Closed
Description
Consider two DataFrames:
julia> df = DataFrame(a = [1, 2, missing, missing])
4×1 DataFrame
Row │ a
│ Int64?
─────┼─────────
1 │ 1
2 │ 2
3 │ missing
4 │ missing
julia> df2 = DataFrame(a = [1, 3, missing, missing], b = rand(4))
4×2 DataFrame
Row │ a b
│ Int64? Float64
─────┼───────────────────
1 │ 1 0.459054
2 │ 3 0.649346
3 │ missing 0.875563
4 │ missing 0.709856
currently to join them I would need to set matchmissing = :equal
, which produces duplicates:
julia> leftjoin(df, df2, on = :a, matchmissing = :equal)
6×2 DataFrame
Row │ a b
│ Int64? Float64?
─────┼─────────────────────────
1 │ 1 0.459054
2 │ missing 0.875563
3 │ missing 0.875563
4 │ missing 0.709856
5 │ missing 0.709856
6 │ 2 missing
I would like an option matchmissing = :ignore
(or whatever other name) that preserves the left table exactly, and only adds information on the right side where non-missing values match.

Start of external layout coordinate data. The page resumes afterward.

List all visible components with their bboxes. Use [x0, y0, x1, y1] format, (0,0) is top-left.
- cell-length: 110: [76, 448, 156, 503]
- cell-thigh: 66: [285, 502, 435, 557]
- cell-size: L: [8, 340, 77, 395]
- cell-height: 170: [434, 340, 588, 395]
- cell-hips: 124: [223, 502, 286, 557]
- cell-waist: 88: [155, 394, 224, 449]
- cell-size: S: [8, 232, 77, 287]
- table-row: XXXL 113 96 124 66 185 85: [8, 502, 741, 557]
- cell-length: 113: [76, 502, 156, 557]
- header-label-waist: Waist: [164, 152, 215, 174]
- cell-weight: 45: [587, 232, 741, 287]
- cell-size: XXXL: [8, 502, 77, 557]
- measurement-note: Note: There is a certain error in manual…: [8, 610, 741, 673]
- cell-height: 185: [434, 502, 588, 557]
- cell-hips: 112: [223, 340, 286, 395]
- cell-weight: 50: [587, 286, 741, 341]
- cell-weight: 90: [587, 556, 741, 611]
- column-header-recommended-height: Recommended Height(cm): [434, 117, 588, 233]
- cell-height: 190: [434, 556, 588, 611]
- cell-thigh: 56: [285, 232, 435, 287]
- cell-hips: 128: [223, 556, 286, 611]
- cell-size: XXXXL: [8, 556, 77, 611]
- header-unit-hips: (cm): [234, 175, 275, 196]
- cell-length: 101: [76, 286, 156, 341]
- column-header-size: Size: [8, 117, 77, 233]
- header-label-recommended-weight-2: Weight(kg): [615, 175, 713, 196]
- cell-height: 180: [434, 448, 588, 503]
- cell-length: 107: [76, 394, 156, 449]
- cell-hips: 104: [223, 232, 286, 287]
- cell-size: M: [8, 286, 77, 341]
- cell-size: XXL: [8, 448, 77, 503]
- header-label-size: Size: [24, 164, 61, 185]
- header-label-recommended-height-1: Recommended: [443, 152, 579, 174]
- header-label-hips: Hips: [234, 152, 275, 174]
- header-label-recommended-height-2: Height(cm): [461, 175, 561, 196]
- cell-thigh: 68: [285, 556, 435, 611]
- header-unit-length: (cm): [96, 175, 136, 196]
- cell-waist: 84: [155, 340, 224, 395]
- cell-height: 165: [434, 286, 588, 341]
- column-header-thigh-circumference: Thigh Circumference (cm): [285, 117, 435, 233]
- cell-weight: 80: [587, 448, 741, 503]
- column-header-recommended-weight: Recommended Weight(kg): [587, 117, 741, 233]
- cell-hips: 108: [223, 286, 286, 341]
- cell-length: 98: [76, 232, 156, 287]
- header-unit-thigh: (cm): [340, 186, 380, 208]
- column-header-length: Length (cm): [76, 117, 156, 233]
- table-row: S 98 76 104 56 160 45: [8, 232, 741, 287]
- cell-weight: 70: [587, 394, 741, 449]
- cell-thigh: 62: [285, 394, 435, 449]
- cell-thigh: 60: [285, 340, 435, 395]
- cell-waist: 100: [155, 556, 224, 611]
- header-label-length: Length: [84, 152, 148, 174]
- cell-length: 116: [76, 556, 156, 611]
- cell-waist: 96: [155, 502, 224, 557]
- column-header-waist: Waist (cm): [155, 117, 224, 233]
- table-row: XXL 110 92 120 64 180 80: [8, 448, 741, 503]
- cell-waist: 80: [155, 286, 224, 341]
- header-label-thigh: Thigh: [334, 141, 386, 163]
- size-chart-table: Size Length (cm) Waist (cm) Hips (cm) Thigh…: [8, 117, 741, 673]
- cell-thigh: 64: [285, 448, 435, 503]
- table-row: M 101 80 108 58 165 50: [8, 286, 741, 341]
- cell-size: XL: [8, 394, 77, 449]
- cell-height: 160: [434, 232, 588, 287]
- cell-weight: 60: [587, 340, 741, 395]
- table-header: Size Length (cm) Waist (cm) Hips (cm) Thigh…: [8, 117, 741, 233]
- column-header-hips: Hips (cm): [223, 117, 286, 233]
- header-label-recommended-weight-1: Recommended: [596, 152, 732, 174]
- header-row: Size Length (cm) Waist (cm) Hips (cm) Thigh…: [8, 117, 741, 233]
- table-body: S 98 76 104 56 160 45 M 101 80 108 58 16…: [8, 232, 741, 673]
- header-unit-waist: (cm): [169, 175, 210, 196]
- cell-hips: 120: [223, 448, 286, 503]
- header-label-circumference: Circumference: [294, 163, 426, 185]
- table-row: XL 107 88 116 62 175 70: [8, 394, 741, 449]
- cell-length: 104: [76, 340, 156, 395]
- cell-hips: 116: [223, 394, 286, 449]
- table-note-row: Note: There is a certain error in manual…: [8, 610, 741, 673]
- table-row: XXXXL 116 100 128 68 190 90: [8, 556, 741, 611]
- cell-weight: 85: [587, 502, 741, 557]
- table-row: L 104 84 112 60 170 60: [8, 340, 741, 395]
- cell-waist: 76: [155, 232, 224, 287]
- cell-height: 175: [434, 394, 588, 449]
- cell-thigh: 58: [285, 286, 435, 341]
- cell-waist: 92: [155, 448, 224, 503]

Currently I think this would be achieved via
julia> leftjoin(df, dropmissing(df2), on = :a, matchmissing = :equal)
4×2 DataFrame
Row │ a b
│ Int64? Float64?
─────┼─────────────────────────
1 │ 1 0.459054
2 │ 2 missing
3 │ missing missing
4 │ missing missing
which is a bit counterintuitive from an API perspective (I need to set matchmissing
to :equal
even though I don't want to match missings!), and might also suboptimal from an efficiency perspective.